Non-interest income, excluding treasury income, increased by 56% year-on-year to Rs 3,706 crore in the June quarter from Rs 2,380 crore in the year-ago period. Sequentially, it fell sharply from Rs 4,137 crore in the March 2021 quarter.
On the asset quality front, the gross non-performing assets (NPA) additions were Rs 7,231 crore during the quarter. Gross NPAs at the end of the quarter stood at 5.15 %, higher than 4.96 % in the March quarter, but lower than last year's 5.46%. The net NPAs in Q1 stood at Rs 9,306 crore as against Rs 9,180 crore in the previous quarter. Meanwhile, the net NPA ratio was 1.16 % at the end of the June quarter compared to 1.14 % on March 31, 2021.
"ICICI Bank reported a strong earnings performance, led by robust core PPOP (pre-provisioning operating profit) performance and controlled provisions. The steady mix of the high yielding portfolio such as Retail/Business banking portfolio, deployment of excess liquidity, and low-cost liability franchise is aiding margin expansion," Motilal Oswal Financial Services said in a result update.

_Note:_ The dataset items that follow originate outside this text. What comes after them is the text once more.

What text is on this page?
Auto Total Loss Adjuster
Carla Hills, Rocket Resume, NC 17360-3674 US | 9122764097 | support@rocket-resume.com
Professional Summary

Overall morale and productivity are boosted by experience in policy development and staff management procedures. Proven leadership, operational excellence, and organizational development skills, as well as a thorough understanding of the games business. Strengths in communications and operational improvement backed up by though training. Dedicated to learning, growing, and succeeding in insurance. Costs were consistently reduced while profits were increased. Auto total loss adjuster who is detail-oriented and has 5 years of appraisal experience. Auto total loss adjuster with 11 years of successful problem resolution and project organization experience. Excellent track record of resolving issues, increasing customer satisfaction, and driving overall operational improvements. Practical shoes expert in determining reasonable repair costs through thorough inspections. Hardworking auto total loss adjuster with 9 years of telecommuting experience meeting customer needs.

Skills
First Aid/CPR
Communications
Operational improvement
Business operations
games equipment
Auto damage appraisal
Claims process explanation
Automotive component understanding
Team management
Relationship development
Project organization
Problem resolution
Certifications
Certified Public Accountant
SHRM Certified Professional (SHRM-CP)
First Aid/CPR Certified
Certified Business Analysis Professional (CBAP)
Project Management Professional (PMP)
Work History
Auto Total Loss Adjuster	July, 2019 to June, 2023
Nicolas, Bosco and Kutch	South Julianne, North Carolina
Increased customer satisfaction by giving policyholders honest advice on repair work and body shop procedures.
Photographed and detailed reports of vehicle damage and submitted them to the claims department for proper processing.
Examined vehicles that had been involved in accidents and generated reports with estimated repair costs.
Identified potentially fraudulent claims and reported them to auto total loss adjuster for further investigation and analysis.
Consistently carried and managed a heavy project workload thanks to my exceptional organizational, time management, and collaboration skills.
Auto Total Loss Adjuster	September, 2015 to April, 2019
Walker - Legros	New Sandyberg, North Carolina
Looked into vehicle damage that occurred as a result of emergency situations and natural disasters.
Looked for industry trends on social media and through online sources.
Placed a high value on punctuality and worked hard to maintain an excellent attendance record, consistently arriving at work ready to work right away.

Covid 2.0 has disrupted collections, leading to elevated slippages in the Retail/Business Banking portfolio. However, the management is confident of improved asset quality trends over FY22, mainly from the second half of FY22 (H2FY22) onwards. Restructured loans remain under control at 0.7% of loans. Provision coverage remains best in the industry and an additional Covid-19 provision buffer (0.9% of loans) provides comfort on normalization in credit cost, the brokerage firm added. It maintains a 'Buy' rating with a revised SoTP-based target price of Rs 835/share (2.6x FY23E ABV for the bank).